La Cour administrative d’appel de Nancy a rendu le 13 mai 2025 une décision fondamentale relative au droit au séjour des ressortissants étrangers. Une mère et sa fille contestaient le rejet de leurs requêtes par le tribunal administratif de Strasbourg dans un jugement du 11 avril 2024. La fille, arrivée sur le territoire national à quatorze ans, a réalisé un parcours scolaire exemplaire au sein de l’institution publique française. La problématique juridique porte sur la reconnaissance d’un droit au séjour fondé sur l’intégration académique et le respect de la vie familiale. La juridiction d’appel annule les décisions de l’autorité préfectorale en retenant l’erreur manifeste d’appréciation et la méconnaissance de la convention européenne. L’analyse de cette solution impose d’étudier la valorisation de l’excellence académique avant d’envisager la protection subséquente de la cellule familiale indivisible.
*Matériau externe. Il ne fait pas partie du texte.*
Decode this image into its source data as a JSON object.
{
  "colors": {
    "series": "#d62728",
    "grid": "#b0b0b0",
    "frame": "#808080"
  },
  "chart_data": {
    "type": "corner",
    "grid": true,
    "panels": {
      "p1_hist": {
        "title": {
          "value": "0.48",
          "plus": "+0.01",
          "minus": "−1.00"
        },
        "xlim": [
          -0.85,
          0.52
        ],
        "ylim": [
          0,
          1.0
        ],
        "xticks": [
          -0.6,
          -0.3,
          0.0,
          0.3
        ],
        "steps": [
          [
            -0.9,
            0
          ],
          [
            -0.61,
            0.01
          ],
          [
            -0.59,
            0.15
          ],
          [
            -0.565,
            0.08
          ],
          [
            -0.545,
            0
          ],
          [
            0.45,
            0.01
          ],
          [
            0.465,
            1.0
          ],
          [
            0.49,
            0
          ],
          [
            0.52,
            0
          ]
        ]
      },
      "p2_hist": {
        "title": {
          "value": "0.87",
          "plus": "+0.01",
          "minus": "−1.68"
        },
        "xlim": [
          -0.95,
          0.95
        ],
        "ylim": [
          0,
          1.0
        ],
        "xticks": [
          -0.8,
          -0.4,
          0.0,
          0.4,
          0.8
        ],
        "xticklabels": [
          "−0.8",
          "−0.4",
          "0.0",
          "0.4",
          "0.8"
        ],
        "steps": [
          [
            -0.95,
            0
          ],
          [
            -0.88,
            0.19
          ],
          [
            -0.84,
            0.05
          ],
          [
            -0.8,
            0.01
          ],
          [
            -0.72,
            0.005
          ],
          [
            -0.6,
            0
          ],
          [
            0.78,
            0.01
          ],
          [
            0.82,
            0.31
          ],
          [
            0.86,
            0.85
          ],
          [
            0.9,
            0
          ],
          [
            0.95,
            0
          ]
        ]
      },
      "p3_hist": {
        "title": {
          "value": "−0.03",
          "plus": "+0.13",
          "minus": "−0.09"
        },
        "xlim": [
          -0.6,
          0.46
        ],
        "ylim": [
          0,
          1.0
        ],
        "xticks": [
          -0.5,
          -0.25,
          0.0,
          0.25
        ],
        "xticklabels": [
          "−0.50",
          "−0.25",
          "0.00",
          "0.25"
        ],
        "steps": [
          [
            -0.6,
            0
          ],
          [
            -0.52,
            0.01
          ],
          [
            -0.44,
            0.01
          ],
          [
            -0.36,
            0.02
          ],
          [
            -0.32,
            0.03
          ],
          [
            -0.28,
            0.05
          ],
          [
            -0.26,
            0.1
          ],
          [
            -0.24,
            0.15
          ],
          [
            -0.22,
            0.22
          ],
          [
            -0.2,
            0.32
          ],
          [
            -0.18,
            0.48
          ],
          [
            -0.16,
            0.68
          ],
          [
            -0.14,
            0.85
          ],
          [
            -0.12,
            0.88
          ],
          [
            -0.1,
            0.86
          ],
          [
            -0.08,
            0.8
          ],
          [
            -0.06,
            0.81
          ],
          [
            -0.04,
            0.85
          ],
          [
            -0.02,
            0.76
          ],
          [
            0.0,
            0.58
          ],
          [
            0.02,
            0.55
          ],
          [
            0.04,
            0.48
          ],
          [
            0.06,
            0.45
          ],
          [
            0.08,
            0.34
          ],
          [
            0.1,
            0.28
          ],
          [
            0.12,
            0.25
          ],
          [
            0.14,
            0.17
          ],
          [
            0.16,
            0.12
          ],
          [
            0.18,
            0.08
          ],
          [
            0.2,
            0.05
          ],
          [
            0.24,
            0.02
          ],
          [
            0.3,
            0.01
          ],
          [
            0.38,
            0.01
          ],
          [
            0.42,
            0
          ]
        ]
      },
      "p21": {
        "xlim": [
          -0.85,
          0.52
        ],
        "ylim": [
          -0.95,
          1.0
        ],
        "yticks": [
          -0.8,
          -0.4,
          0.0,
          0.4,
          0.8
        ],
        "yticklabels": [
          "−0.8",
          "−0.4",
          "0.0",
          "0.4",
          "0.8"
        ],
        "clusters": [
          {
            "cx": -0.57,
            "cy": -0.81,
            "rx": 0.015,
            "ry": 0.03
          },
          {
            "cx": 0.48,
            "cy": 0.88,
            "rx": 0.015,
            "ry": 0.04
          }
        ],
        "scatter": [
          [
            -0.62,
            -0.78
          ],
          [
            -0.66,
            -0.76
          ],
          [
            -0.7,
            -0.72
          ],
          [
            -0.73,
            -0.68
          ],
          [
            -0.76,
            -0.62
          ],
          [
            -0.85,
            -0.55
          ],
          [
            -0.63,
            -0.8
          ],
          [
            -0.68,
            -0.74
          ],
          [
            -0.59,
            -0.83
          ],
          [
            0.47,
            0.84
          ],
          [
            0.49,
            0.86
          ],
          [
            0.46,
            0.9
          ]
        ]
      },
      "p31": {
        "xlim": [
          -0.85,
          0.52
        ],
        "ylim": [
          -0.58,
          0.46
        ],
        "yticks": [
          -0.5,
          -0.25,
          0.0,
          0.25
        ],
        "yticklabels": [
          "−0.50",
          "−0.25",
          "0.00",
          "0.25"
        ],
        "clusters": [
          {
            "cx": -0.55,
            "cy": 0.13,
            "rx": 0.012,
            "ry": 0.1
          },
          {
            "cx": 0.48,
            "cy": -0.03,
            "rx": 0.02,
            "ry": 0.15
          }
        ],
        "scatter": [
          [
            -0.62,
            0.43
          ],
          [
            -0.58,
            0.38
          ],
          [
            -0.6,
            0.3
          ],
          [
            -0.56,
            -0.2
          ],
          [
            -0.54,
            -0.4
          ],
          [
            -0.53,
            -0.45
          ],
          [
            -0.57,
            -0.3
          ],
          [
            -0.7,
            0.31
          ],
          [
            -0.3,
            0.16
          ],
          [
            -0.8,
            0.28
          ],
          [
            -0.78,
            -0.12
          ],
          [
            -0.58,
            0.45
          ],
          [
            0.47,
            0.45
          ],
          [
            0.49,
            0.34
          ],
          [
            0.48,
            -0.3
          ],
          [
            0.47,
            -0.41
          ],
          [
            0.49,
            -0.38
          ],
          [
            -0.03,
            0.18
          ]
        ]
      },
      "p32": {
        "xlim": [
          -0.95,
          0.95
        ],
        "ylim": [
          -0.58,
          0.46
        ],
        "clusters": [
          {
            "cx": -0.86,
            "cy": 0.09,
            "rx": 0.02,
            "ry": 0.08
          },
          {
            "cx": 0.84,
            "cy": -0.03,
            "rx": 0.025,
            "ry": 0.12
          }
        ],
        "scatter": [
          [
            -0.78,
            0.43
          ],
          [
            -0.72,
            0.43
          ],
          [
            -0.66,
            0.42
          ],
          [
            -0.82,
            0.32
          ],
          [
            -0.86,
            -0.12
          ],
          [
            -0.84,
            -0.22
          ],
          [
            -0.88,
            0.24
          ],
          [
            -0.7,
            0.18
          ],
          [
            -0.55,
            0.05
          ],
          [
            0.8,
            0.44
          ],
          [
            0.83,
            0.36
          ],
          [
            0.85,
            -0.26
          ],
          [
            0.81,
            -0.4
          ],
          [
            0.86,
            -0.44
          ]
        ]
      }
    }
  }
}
I. La consécration d’un parcours d’intégration académique d’excellence
A. Le constat d’une insertion sociale par la réussite scolaire
L’admission exceptionnelle au séjour permet à l’administration de régulariser la situation d’un étranger justifiant de motifs particulièrement sérieux ou de considérations humanitaires. En l’espèce, la requérante a « obtenu le 9 juillet 2018 le diplôme national du brevet, avec la mention bien » avant d’obtenir son baccalauréat. Son parcours scolaire témoigne d’une volonté d’intégration remarquable qui dépasse largement les critères habituels de simple présence sur le territoire national français. Le juge administratif valide cette insertion en soulignant que l’étudiante parle le français couramment et présente désormais de « très bonnes perspectives d’insertion ». Cette appréciation souveraine des faits permet de corriger une lecture trop rigide des conditions de séjour par l’autorité préfectorale compétente.
B. L’impossibilité d’une réinsertion universitaire dans le pays d’origine
La poursuite d’études supérieures entamées avec succès en France constitue un obstacle légitime à une mesure d’éloignement vers le pays de naissance. Ayant validé une première année de licence, l’étudiante se trouve engagée dans un cycle académique spécifique dont l’équivalence n’est pas garantie à l’étranger. La juridiction affirme avec force qu’elle « ne peut les poursuivre au Kosovo » au regard de la nature même de ses études anglophones. Cette rupture brutale d’un cursus universitaire cohérent caractérise une erreur manifeste d’appréciation de la part de l’administration lors de l’examen du dossier. La protection du parcours intellectuel de la jeune majeure devient ainsi un rempart efficace contre une application mécanique des règles de l’éloignement.
II. La préservation de l’unité familiale face aux mesures d’éloignement
A. L’interdépendance des droits au séjour au sein du noyau familial
L’annulation du refus de séjour opposé à la fille majeure emporte des conséquences juridiques nécessaires sur la situation administrative de sa mère. La cellule familiale est réduite à ces deux seules personnes dont la cohabitation stable sur le territoire français est établie depuis plusieurs années. La cour relève que la mère est « séparée du père de sa fille depuis de nombreuses années » et ne dispose d’aucun soutien. En reconnaissant le droit au séjour de la descendante, le juge prive de base légale les motifs justifiant initialement l’éloignement de l’ascendante. Cette approche globale assure la cohérence du contrôle juridictionnel en évitant la dislocation injustifiée d’une famille nucléaire parfaitement insérée socialement.
B. La sanction d’une atteinte disproportionnée au droit à la vie privée
La protection de la vie privée et familiale garantie par la convention européenne de sauvegarde fait obstacle à une mesure d’éloignement injustifiée. Les magistrats considèrent que les arrêtés contestés « portent, dans les circonstances particulières de l’espèce, à son droit au respect de sa vie privée ». L’absence d’attaches familiales effectives dans le pays d’origine renforce le caractère disproportionné de l’atteinte portée par l’autorité administrative aux droits fondamentaux. Le juge impose donc la délivrance d’un titre de séjour pour mettre fin à une situation de précarité juridique manifestement contraire à l’équité. La juridiction d’appel confirme ici son rôle de gardien des libertés en veillant à la proportionnalité des mesures de police des étrangers.